Il taglio a sorpresa dell’outlook sul rating dell’Italia, modificato da Standard & Poor’s da “stabile” a “negativo” dopo quasi cinque anni in cui era rimasto invariato, domani, lunedì, dovrà fare i conti con la riapertura dei mercati finanziari. Peserà infatti un cambiamento delle prospettive a medio-lungo termine; il che implica più del 30% di possibilità che il rating sovrano italiano venga retrocesso nei prossimi 24 mesi.
Va sottolineato come, di per sé, scendere di un gradino dalla A+ alla A non sia una tragedia. L’Italia resterebbe un debitore poco rischioso per i cosiddetti “investitori” se anche il declassamento dovesse verificarsi; ma il fatto che crea dubbi, incertezze e incognite è che la rating action di S&P ripropone “il caso Italia” all’attenzione del mercato, affiancandolo alla già lunga lista di fonti di vulnerabilità di una stabilità finanziaria giù piuttosto ipersensibile a ogni stormir di foglia. Il rischio defalult per i conti pubblici greci, l’arresto di Strass Khan e il conseguente vuoto ai vertici del Fondo Monetario in una fase critica della crisi del debito europeo, le elezioni amministrative in Spagna in un clima di alta tensione sociale con il pericolo dell’emersione di nuovi “buchi” oltre a quelli bancari delle casse di risparmio.
Il “declassamento” del rating italiano non può ora far altro che rafforzare una tendenza già in atto da qualche settimana e che ha visto il riallargamento dello spread tra gli stati europei più forti (Germania e Francia) con i paesi periferici (Grecia, Portogallo, Irlanda) e quelli semi-periferici a rischio Pigs (Italia, Belgio, Spagna).

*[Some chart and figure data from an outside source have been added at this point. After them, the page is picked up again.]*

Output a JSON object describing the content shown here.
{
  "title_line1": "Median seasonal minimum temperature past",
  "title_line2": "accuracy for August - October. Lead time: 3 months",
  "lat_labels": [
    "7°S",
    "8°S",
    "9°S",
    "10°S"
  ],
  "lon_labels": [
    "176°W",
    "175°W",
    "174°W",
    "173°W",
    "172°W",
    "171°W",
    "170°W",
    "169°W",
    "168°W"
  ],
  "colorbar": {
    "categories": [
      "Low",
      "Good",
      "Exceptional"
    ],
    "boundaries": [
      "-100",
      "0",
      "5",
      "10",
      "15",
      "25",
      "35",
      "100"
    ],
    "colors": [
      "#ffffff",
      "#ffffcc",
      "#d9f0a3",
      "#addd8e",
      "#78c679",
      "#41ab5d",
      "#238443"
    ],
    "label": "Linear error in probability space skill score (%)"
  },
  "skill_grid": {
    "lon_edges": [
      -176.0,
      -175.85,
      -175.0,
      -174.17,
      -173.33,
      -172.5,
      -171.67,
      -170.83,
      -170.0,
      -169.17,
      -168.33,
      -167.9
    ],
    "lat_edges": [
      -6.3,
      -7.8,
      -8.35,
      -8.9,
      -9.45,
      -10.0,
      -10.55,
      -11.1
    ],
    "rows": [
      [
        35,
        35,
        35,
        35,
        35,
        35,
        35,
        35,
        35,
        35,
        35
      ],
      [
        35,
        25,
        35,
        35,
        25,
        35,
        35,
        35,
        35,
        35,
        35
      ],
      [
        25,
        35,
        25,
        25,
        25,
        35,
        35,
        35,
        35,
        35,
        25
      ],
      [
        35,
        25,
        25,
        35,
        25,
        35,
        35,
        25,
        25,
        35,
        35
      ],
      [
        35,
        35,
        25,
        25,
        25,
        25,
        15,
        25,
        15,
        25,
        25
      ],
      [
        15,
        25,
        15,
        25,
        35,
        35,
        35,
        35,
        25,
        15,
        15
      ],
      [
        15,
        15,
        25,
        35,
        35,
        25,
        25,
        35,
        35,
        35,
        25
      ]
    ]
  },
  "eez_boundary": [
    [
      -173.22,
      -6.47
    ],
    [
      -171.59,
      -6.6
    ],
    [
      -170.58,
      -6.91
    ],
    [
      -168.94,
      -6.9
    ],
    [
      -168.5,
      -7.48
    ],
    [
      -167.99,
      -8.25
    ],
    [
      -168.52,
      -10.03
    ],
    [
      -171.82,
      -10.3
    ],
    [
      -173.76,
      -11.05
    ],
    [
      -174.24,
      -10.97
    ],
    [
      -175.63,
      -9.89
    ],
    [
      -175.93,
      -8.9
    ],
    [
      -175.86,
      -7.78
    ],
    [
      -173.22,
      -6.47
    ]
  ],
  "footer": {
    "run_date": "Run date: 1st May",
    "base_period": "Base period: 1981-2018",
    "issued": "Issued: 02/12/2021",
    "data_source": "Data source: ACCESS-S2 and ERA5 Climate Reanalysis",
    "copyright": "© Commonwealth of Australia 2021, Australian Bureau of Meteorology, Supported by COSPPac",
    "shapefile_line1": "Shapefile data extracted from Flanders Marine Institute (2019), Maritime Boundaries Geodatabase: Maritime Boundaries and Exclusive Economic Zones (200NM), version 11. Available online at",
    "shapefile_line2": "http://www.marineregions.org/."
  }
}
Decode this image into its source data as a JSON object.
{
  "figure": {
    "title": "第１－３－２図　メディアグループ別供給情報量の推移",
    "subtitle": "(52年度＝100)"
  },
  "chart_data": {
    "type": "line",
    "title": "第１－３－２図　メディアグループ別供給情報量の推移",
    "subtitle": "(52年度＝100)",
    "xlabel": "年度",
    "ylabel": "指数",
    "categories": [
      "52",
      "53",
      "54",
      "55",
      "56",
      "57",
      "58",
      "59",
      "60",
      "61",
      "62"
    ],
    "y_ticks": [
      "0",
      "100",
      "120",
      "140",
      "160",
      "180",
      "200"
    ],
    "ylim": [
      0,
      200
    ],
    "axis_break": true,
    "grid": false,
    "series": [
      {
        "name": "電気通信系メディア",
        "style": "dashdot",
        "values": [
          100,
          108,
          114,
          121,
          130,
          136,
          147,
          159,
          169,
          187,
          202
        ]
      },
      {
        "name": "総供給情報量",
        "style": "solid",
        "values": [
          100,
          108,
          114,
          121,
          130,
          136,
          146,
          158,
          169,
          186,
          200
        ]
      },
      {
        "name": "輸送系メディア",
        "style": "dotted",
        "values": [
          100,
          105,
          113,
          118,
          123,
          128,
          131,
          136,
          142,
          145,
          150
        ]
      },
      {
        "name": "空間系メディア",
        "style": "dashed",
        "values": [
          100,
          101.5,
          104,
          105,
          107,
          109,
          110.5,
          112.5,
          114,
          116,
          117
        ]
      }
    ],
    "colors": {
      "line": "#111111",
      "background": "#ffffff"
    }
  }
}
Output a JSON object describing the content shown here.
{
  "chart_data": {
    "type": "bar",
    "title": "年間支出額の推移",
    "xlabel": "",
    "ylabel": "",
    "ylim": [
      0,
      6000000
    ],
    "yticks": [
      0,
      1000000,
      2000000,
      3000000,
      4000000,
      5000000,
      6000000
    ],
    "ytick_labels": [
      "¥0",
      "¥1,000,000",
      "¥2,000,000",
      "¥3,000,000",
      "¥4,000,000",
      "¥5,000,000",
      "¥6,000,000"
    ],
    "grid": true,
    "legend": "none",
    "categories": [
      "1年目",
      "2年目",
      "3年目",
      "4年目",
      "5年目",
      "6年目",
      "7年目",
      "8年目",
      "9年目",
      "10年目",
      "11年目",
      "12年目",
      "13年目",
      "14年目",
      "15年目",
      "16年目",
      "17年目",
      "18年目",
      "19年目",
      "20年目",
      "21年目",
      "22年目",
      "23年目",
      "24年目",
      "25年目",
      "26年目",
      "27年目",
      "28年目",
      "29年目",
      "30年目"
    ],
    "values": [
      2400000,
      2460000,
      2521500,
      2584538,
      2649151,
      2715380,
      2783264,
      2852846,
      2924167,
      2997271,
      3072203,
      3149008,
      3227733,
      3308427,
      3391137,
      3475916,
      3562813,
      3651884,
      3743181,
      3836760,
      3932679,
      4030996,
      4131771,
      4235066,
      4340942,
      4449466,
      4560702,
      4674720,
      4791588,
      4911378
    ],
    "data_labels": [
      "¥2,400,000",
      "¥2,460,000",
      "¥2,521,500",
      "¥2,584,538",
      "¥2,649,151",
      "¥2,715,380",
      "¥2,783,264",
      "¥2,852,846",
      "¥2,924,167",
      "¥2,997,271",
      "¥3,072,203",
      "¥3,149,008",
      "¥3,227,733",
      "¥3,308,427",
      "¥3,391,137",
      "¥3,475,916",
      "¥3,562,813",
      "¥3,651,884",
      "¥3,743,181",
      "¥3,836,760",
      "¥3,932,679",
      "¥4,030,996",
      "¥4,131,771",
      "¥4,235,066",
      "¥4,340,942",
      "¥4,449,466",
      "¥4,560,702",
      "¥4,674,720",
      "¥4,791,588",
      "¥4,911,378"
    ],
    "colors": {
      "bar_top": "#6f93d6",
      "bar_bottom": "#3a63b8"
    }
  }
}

Ma le valutazioni di Standard & Poor’s non convincono l’economista progressista statunitense Paul Krugman, il quale in una intervista sul Mattino di Napoli afferma che: “l’Italia ha un debito pubblico molto elevato, anche prezzi e salari sembrano sopravvalutati, ma ha una situazione sul versante del deficit sicuramente migliore rispetto a quella di altri Paesi. E non mi sembra presenti problemi di finanziamento nel settore privato. Spagna e Irlanda hanno dovuto salvare le loro banche, in Italia il sistema del credito è rimasto solido. Insomma: non vedo nessun peggioramento, non mi dà l’impressione che possa entrare nell’area della crisi. Semmai il suo problema è che continua ad avere una economia piuttosto debole perché non è competitiva sul piano dei costi. Voglio solo dire che sul versante dei conti pubblici la situazione italiana non è affatto peggiorata’”.
A fronte del “combinato disposto” tra agenzie di rating e speculatori finanziari, il ministro dell’Economia Giulio Tremonti ha già riaffermato gli impegni presi con l’Unione Europea, confessando che la manovra finanziaria del governo potrebbe essere di ben 40 miliardi di euro (come avevamo denunciato du questo giornale settimane fa) e non di 24-25 miliardi. Il problema è che questa ulteriore mazzata sociale andrebbe avanti anche in caso di crisi del governo Berlusconi. L’eventuale caduta dell’esecutivo potrebbe aumentare lo spread con i titoli di stato tedeschi ed eccitare gli speculatori, ma non fermerebbe la tabella di marcia delle lacrime e del sangue che l’Unione Europea e la classe dominante ha deciso di spremere ancora dai lavoratori e dalle famiglie per bruciarle nella fornace del pagamento del debito pubblico. Serve un miracolo? No. Servirebbe un bel pò lotta di classe, dal basso in questo caso, che rendesse il costo del non pagamento degli interessi del debito pubblico agli speculatori più alto del suo pagamento.